As we write this, the Missouri River to which the Yellowstone River is the largest tributary by volume, lies behind us to the West.
We crossed, as promised, at Decatur, NE and are now rolling along the Loess Scenic Highway in Iowa, made possible by a generous donation of ground dust from the last glacial maxima about 22,000 years ago.
Our plan will be to continue on towards either Carroll or slightly farther to Jefferson, depending on whether we can make it to the Carroll Brewing Company before it closes. If you don’t hear from us this evening, we’re in Carroll.
The drive in Nebraska took us through the quiet towns of Pilger, Wisner, Beemer, Bancroft and Lyons.

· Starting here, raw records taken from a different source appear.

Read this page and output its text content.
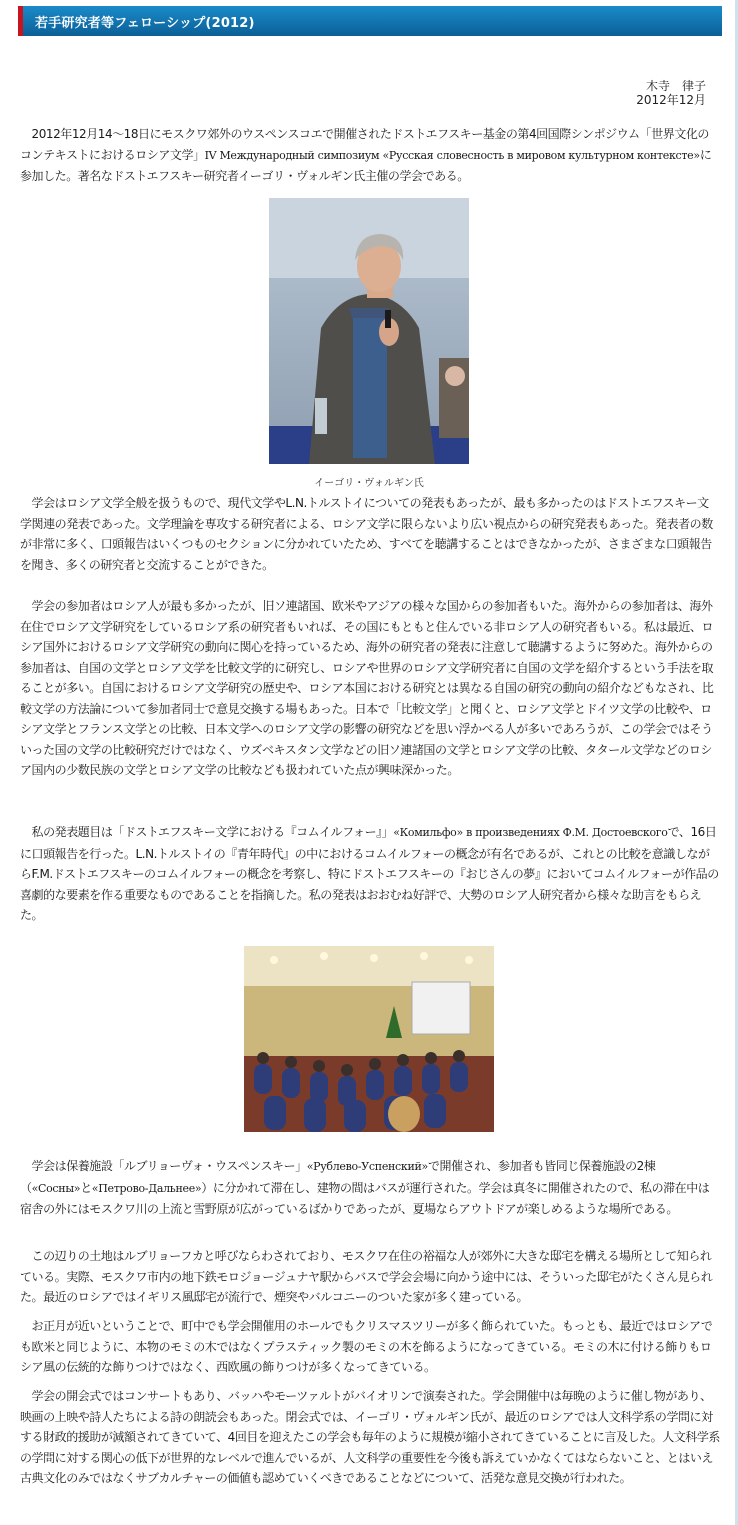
若手研究者等フェローシップ(2012)
木寺　律子
2012年12月
　2012年12月14〜18日にモスクワ郊外のウスペンスコエで開催されたドストエフスキー基金の第4回国際シンポジウム「世界文化のコンテキストにおけるロシア文学」IV Международный симпозиум «Русская словесность в мировом культурном контексте»に参加した。著名なドストエフスキー研究者イーゴリ・ヴォルギン氏主催の学会である。
イーゴリ・ヴォルギン氏
　学会はロシア文学全般を扱うもので、現代文学やL.N.トルストイについての発表もあったが、最も多かったのはドストエフスキー文学関連の発表であった。文学理論を専攻する研究者による、ロシア文学に限らないより広い視点からの研究発表もあった。発表者の数が非常に多く、口頭報告はいくつものセクションに分かれていたため、すべてを聴講することはできなかったが、さまざまな口頭報告を聞き、多くの研究者と交流することができた。
　学会の参加者はロシア人が最も多かったが、旧ソ連諸国、欧米やアジアの様々な国からの参加者もいた。海外からの参加者は、海外在住でロシア文学研究をしているロシア系の研究者もいれば、その国にもともと住んでいる非ロシア人の研究者もいる。私は最近、ロシア国外におけるロシア文学研究の動向に関心を持っているため、海外の研究者の発表に注意して聴講するように努めた。海外からの参加者は、自国の文学とロシア文学を比較文学的に研究し、ロシアや世界のロシア文学研究者に自国の文学を紹介するという手法を取ることが多い。自国におけるロシア文学研究の歴史や、ロシア本国における研究とは異なる自国の研究の動向の紹介などもなされ、比較文学の方法論について参加者同士で意見交換する場もあった。日本で「比較文学」と聞くと、ロシア文学とドイツ文学の比較や、ロシア文学とフランス文学との比較、日本文学へのロシア文学の影響の研究などを思い浮かべる人が多いであろうが、この学会ではそういった国の文学の比較研究だけではなく、ウズベキスタン文学などの旧ソ連諸国の文学とロシア文学の比較、タタール文学などのロシア国内の少数民族の文学とロシア文学の比較なども扱われていた点が興味深かった。
　私の発表題目は「ドストエフスキー文学における『コムイルフォー』」«Комильфо» в произведениях Ф.М. Достоевскогоで、16日に口頭報告を行った。L.N.トルストイの『青年時代』の中におけるコムイルフォーの概念が有名であるが、これとの比較を意識しながらF.M.ドストエフスキーのコムイルフォーの概念を考察し、特にドストエフスキーの『おじさんの夢』においてコムイルフォーが作品の喜劇的な要素を作る重要なものであることを指摘した。私の発表はおおむね好評で、大勢のロシア人研究者から様々な助言をもらえた。
　学会は保養施設「ルブリョーヴォ・ウスペンスキー」«Рублево-Успенский»で開催され、参加者も皆同じ保養施設の2棟（«Сосны»と«Петрово-Дальнее»）に分かれて滞在し、建物の間はバスが運行された。学会は真冬に開催されたので、私の滞在中は宿舎の外にはモスクワ川の上流と雪野原が広がっているばかりであったが、夏場ならアウトドアが楽しめるような場所である。
　この辺りの土地はルブリョーフカと呼びならわされており、モスクワ在住の裕福な人が郊外に大きな邸宅を構える場所として知られている。実際、モスクワ市内の地下鉄モロジョージュナヤ駅からバスで学会会場に向かう途中には、そういった邸宅がたくさん見られた。最近のロシアではイギリス風邸宅が流行で、煙突やバルコニーのついた家が多く建っている。
　お正月が近いということで、町中でも学会開催用のホールでもクリスマスツリーが多く飾られていた。もっとも、最近ではロシアでも欧米と同じように、本物のモミの木ではなくプラスティック製のモミの木を飾るようになってきている。モミの木に付ける飾りもロシア風の伝統的な飾りつけではなく、西欧風の飾りつけが多くなってきている。
　学会の開会式ではコンサートもあり、バッハやモーツァルトがバイオリンで演奏された。学会開催中は毎晩のように催し物があり、映画の上映や詩人たちによる詩の朗読会もあった。閉会式では、イーゴリ・ヴォルギン氏が、最近のロシアでは人文科学系の学問に対する財政的援助が減額されてきていて、4回目を迎えたこの学会も毎年のように規模が縮小されてきていることに言及した。人文科学系の学問に対する関心の低下が世界的なレベルで進んでいるが、人文科学の重要性を今後も訴えていかなくてはならないこと、とはいえ古典文化のみではなくサブカルチャーの価値も認めていくべきであることなどについて、活発な意見交換が行われた。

Interestingly, Bancroft is home to the eponymous John G. Neihardt State Historic Site, recognizing Nebraska’s Poet Laureate in Perpetuity, although we must admit we did not stop to visit as the Missouri River was calling.
In Decatur, while getting gas before The Crossing, photographer Elmer Smith found interest in the ’10 and broke out his Mamiya 220 to snap some pictures.
Finally, we’d be remiss if we didn’t acknowledge all the friendly drivers in Nebraska who have been giving us the finger all day. This apparently customary wave between two oncoming cars consists of raising the index finger of whichever hand happens to be at the top off the steering wheel when passing, thus acknowledging their approval of the ’10. A fine custom indeed!